Bruce Friedman, who blogs regularly about the use of computers in medicine, also has described how the Internet has altered his mental habits. “I now have almost totally lost the ability to read and absorb a longish article on the web or in print,” he wrote earlier this year. A pathologist who has long been on the faculty of the University of Michigan Medical School, Friedman elaborated on his comment in a telephone conversation with me. His thinking, he said, has taken on a “staccato” quality, reflecting the way he quickly scans short passages of text from many sources online. “I can’t read War and Peace anymore,” he admitted. “I’ve lost the ability to do that. Even a blog post of more than three or four paragraphs is too much to absorb. I skim it.”


As the author Nicholas Carr points out, hyperlinks propel us to new text, and novelty is interesting and keeps the attention, making the process of sticking with the original text harder work.

I read a piece in the Daily Law Journal last week by an instructor in legal writing who says that he is hearing from law firms that the writing ability of new lawyers has declined markedly over the last 7 years.

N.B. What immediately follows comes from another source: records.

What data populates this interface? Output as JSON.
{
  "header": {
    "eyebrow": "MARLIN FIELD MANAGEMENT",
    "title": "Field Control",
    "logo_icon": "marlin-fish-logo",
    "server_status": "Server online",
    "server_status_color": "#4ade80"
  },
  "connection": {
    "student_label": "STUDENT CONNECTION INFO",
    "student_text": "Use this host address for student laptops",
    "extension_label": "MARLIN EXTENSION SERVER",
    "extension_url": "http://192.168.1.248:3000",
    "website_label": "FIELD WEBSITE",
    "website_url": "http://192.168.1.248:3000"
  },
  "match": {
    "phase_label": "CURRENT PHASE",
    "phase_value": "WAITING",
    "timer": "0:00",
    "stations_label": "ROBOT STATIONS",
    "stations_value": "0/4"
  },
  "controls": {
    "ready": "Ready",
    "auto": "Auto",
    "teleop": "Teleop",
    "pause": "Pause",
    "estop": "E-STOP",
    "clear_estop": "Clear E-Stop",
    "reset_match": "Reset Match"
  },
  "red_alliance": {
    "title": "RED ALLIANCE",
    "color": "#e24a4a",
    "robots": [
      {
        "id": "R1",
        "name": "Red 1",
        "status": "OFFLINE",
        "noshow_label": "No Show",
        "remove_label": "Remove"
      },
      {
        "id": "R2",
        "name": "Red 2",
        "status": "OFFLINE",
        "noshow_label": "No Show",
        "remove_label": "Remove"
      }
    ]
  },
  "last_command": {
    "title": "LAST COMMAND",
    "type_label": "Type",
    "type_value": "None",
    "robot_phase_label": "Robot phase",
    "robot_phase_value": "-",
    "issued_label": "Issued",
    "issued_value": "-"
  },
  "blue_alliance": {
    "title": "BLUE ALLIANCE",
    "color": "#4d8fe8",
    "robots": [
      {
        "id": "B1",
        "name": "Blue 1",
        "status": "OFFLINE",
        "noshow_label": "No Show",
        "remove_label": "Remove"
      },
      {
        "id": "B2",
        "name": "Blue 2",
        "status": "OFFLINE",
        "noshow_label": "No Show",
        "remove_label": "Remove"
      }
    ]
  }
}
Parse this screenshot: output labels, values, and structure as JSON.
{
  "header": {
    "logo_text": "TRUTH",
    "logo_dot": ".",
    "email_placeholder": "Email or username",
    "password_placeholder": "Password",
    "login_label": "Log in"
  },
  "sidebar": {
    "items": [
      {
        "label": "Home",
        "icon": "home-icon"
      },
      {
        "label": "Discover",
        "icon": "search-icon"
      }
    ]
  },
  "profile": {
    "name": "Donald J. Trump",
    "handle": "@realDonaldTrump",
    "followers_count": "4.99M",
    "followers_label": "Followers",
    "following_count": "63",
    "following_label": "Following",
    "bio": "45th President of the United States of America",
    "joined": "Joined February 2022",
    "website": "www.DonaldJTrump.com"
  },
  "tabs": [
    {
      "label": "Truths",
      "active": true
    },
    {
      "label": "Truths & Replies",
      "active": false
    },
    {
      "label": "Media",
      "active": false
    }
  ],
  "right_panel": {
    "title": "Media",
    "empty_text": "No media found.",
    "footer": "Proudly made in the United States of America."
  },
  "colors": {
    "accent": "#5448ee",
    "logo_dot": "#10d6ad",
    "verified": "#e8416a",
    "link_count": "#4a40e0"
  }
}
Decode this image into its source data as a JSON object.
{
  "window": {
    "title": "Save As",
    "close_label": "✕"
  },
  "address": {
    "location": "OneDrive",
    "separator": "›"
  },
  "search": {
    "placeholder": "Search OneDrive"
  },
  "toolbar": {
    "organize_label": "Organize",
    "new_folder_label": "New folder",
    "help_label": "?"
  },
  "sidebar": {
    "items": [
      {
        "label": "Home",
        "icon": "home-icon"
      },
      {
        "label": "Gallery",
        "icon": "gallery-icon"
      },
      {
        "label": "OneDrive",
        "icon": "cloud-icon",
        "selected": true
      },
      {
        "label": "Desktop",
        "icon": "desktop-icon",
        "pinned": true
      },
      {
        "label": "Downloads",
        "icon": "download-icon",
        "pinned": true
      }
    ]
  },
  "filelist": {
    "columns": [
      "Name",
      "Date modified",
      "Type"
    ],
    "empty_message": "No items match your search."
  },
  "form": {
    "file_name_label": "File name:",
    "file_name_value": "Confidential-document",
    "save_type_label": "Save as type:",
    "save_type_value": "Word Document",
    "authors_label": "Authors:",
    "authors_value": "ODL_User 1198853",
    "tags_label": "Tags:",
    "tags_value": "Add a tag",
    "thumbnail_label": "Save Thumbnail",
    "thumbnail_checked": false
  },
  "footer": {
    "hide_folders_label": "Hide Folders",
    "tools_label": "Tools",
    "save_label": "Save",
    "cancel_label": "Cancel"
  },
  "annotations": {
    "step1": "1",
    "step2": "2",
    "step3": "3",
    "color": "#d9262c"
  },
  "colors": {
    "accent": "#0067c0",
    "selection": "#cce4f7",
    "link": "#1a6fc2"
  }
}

This claim probably ought to be taken with a large grain of salt; I doubt that there has ever been a seven year period when older lawyers haven't perceived a marked decline in the writing ability of young lawers. Memory is flexible that way; we are always - and always were - better than the "younger generation."

But assuming the truth of the claim, and the fact that law school admission criteria haven't declined and that legal writing is being taught, the answer according to the instructor was the effect of e-mails. Writing is difficult. It requires perseverence and that means that when a tricky bit of thought has to be thought out and put on paper, the person ought to be doing that, rather than looking at e-mails or other attention distractors.

As Carr points out in the Atlantic essay, the internet medium channels the way we think in a direction that is not conducive to the hard work of ordering one's thought. We can skip around capriciously, from thought to thought, and at the end of the day have nothing to show for it.

The exercise of memory is another thing that may be declining. I now expect to know things that I previously would have had to wait until I got to a library. For example, when was the Battle of Lepanto? Did Sigourney Weaver star in "Holes"? When did Tom Seaver pitch for the Mets? These questions once might have vexed and frustrated me, but now I expect the magic of Google to pull them up in seconds.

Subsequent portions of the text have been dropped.